Tout a commencé à la fin des années soixante. On a commencé à détruire tous les quartiers pauvres de Glasgow et à pousser leurs habitants à s'installer dans les cités des alentours. Un peu comme en France, d'ailleurs, non ? Donc les quartiers se sont vidés : quand on marchait dans certaines rues, tout un côté était complètement démoli. On a commencé par une transformation physique considérable. Les gens qui travaillaient dans les usines ont disparu en même temps qu'elles. Cette transformation physique s'est accompagnée de beaucoup de violence. Au début des années 80, Glasgow est devenue une ville où on pouvait venir en week-end : l'informatique, les industries culturelles, la gentrification... Quand la ville était pauvre, les gens étaient très attachés à leur territoire dans la ville, il y avait des bandes adverses, des bagarres. Une fois qu'on a eu repoussé tout le monde dans les cités des banlieues, des bandes adverses se sont retrouvées voisines, vous pouvez imaginer ce que ça a pu provoquer... Dans les années 70, il y avait beaucoup de violence parmi les jeunes, à cause de ça. Le problème est celui de toutes les villes qu'on a détruites : le déplacement des populations a provoqué des phénomènes de violence, à Glasgow comme ailleurs.

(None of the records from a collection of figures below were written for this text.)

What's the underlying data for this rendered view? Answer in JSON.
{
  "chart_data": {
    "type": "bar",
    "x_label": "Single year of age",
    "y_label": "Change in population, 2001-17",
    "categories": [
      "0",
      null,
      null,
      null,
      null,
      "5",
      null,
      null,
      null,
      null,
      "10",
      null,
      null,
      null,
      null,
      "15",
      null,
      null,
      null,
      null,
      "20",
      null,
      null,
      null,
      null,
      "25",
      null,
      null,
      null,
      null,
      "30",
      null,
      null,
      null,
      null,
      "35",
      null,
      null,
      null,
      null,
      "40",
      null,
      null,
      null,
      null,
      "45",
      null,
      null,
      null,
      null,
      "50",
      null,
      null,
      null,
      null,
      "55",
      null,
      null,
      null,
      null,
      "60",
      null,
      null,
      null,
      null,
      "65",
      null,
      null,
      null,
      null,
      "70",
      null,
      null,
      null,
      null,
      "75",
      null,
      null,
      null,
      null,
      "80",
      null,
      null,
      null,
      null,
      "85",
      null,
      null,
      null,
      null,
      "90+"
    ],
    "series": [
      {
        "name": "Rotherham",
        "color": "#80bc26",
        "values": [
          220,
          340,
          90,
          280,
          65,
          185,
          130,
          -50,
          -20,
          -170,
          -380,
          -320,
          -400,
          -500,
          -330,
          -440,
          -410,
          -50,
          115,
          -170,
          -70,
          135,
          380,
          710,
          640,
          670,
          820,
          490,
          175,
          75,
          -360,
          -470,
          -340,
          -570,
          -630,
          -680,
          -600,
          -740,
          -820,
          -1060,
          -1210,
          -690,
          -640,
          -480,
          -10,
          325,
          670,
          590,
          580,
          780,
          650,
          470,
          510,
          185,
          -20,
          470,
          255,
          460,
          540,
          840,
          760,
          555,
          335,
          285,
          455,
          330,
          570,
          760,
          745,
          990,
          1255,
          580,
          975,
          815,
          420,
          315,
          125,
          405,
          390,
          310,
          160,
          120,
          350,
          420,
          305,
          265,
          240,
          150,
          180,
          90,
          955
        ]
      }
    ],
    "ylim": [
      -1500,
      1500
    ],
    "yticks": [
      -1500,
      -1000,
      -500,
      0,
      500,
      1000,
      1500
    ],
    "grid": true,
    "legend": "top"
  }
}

Dans votre livre, on voit aussi à quel point le système de classes était encore puissant.
Oui, c'était vraiment un système de classes très structuré, pratiquement féodal, il était impossible de sortir de la classe où on était né. Ça n'a pas changé tant que ça...

Récemment, Val McDermid a écrit un texte où elle expliquait que les auteurs de polars écossais avaient beaucoup contribué à sortir de l’Écosse de son imagerie folklorique. Qu'en pensez-vous ?

C'est vrai que l'image de l’Écosse est souvent stéréotypée. Je ne suis pas sûr que les auteurs de polars aient beaucoup contribué à l'évolution de cette situation, ce qui est sûr, c'est que plus on en parle, mieux c'est.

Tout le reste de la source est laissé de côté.